Christmas lights adorned the Market Place; there was always a busker there who bellowed Sinatra’s ‘My Way’, but every time I went there, I lost my way. It was a place where everything whispered ‘Go on!’ to me, the king trumpet mushrooms that looked like delicate thighs—fair and feminine, the vintage rings with opals and emeralds, the hilariously funny old book of the sheep who followed Buddhism in the City Bookshop.

On self-indulgent evenings, I passed the decrepit house-fronts from medieval times and a winking tavern called The Mischief, crossed old Fye Bridge over the river Wensum, and arrived at Magdalen Street; a street full of charity shops and antique stores, a dangerous street for magpies. By the time I entered Aladdin’s Cave, I had forgotten that I felt akin to the dreary heads of Weeping Willows on the Quayside when I walked in. It was a world of glasses, ceramics, metals, tassels, books and prints. An animated world of Royal Doulton dolls, Torque pottery and art deco vases, galleries of jeering toby jugs. Those shops made me feel that I was in a timeless realm suspended between time zones, a Trishanku-like limbo maybe, and yes— a roaming territory of WG Sebald and Margaret Atwood.

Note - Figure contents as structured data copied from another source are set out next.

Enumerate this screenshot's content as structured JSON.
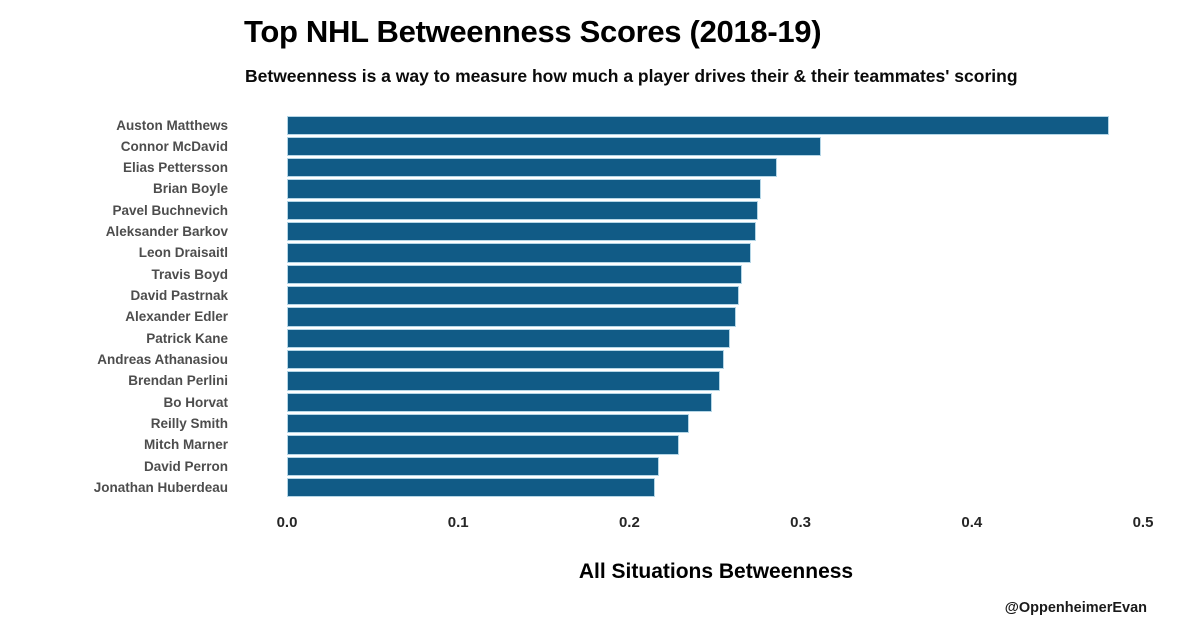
{
  "chart_data": {
    "type": "bar",
    "orientation": "horizontal",
    "title": "Top NHL Betweenness Scores (2018-19)",
    "subtitle": "Betweenness is a way to measure how much a player drives their & their teammates' scoring",
    "xlabel": "All Situations Betweenness",
    "ylabel": "",
    "watermark": "@OppenheimerEvan",
    "xlim": [
      0,
      0.5
    ],
    "xticks": [
      "0.0",
      "0.1",
      "0.2",
      "0.3",
      "0.4",
      "0.5"
    ],
    "grid": false,
    "legend": false,
    "categories": [
      "Auston Matthews",
      "Connor McDavid",
      "Elias Pettersson",
      "Brian Boyle",
      "Pavel Buchnevich",
      "Aleksander Barkov",
      "Leon Draisaitl",
      "Travis Boyd",
      "David Pastrnak",
      "Alexander Edler",
      "Patrick Kane",
      "Andreas Athanasiou",
      "Brendan Perlini",
      "Bo Horvat",
      "Reilly Smith",
      "Mitch Marner",
      "David Perron",
      "Jonathan Huberdeau"
    ],
    "values": [
      0.48,
      0.312,
      0.286,
      0.277,
      0.275,
      0.274,
      0.271,
      0.266,
      0.264,
      0.262,
      0.259,
      0.255,
      0.253,
      0.248,
      0.235,
      0.229,
      0.217,
      0.215
    ],
    "colors": {
      "bar_fill": "#115B86",
      "bar_edge": "#b5d6e6",
      "label_text": "#4d4d4d",
      "tick_text": "#262626",
      "title_text": "#000000"
    }
  }
}
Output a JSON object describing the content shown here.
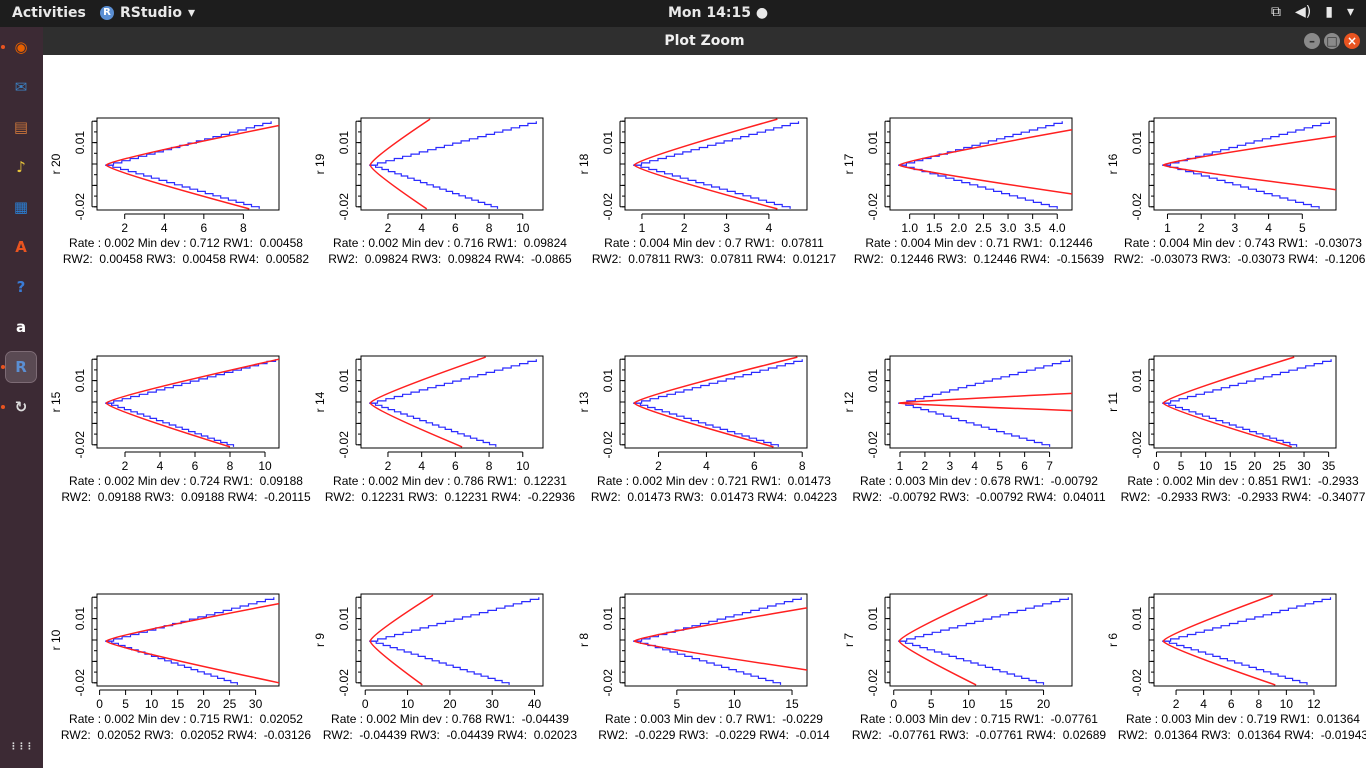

I was a person who did not venture too far, like a weaver’s shuttle I carried my thread from the pedestrianised alleys of King Street and went in known directions to create my pattern. The wooden planks on the walls of Dragon Hall, seen from a distance, were my reassuring anchor. However, my kind woman from St Benedict’s Street told stories in her craft shop surrounded by strings of Javanese glass beads. Her father was one of the pioneers behind the restoration of the medieval merchant hall that we knew as Dragon Hall. She told me that there was a resident ghost in Dragon Hall, called ‘Humphrey’; he was the ghost of a monk from the nearby abbot— not an evil one.

On my last day in Norwich, I went to buy the blue chamber pot that the antique shop owner reassured me had not been used for at least half a century. That evening, like all evenings, the inside of the shop looked luminous, and they were playing “Mull of Kintyre”. The lyric touched me like never before, as if it was a dialogue between the city and I.

And then, without fanfare, I was back to the metallic intestine of the underground tunnels, to the salient urban poverty, to the din of houses on top of shops. Back where I had come from. Something from those walking evenings of Norwich lingered though, the way residual heat keeps cooking something long after it is off the hob.